PhysicsX announced a $300 million Series C on June 9, led by Temasek and backed by M&G Investments, Intrepid Growth Partners, and existing investors including NVIDIA, Siemens, Applied Materials, Atomico, General Catalyst, July Fund, NGP, and Radius. The round was oversubscribed and values the London-based company at approximately $2.4 billion. PhysicsX builds AI models that predict physical behavior — fluid flow, structural stress, electromagnetic response — in seconds rather than the hours or days a conventional finite-element simulation takes. The company reported doubling year-over-year recognized revenue, tripling booked revenue, and more than doubling its customer count over the past year. Headcount has also doubled in twelve months, to more than 300 people.
The proceeds will fund international expansion, platform development, and what PhysicsX calls Large Physics Models — pre-trained foundation models for physics that follow the same scaling pattern that worked for language. The pitch to customers is concrete: engineering teams can evaluate orders of magnitude more design variants per project, then carry that physics intuition all the way into real-time digital twins running on equipment in the field. Existing deployments span aerospace, automotive, energy, and semiconductor manufacturing — domains where a single prototype iteration costs millions and weeks.

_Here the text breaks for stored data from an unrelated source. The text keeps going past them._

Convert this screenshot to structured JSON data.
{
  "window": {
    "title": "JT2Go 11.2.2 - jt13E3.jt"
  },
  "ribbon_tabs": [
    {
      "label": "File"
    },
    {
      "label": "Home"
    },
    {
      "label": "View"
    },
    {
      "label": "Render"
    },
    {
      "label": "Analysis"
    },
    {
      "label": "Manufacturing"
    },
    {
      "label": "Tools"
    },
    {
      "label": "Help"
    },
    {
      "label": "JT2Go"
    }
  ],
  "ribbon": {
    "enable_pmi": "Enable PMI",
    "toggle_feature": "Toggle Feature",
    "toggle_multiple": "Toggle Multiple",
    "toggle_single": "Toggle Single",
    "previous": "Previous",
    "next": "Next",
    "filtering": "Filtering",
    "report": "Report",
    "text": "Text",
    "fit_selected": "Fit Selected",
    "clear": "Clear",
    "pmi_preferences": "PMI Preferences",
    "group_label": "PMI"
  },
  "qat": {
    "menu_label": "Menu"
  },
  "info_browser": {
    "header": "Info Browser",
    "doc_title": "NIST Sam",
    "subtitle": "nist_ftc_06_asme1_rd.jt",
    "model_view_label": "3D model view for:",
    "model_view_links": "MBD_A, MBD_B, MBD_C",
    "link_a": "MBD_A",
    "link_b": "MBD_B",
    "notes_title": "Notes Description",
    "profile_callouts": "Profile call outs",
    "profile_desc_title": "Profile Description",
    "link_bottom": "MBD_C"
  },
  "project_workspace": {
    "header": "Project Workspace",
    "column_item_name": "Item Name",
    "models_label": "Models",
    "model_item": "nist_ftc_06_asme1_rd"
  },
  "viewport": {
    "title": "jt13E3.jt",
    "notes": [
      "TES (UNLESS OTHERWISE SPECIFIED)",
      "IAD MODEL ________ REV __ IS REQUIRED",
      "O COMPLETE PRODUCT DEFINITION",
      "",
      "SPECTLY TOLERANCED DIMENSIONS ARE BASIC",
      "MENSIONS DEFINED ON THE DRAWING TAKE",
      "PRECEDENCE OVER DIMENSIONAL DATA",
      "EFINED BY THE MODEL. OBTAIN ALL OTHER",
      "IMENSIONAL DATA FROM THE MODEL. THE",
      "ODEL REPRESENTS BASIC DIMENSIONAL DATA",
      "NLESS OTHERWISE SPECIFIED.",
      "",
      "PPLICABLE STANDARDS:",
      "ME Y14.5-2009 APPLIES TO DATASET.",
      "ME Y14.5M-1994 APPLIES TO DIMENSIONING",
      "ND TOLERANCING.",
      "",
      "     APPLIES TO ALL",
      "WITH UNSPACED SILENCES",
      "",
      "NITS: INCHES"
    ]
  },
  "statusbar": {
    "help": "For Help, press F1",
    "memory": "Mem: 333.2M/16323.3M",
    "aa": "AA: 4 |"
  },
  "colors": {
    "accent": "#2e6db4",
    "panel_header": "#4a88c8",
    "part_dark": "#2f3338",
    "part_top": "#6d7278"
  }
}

Vertical AI funding has been the strongest pocket of the 2026 startup market. Investors have grown skeptical of horizontal wrapper companies and chat-shaped products that compete head-on with frontier labs, but they keep writing nine-figure checks for teams that pair AI with deep domain physics, chemistry, or biology. PhysicsX's round lands in the same week that PointFive raised $60M for AI cost optimization and A Security raised $37M for autonomous cyber agents — different verticals, same thesis: take a specific industrial problem, apply AI where the data and the math actually constrain the answer, and the unit economics work.
A note for learners: when you hear 'foundation model,' the default association is language — GPT, Claude, Gemini. PhysicsX is a reminder that the same pre-training recipe works on any data with structure and scale. Weather, protein folding, circuit design, fluid dynamics — these are all domains where 'one big model trained on a lot of relevant data' is starting to beat hand-tuned per-problem solvers. If you're choosing what to study, the bottleneck in physics AI right now is not ML expertise. It's people who understand both the math of a domain and how to feed it into a training loop.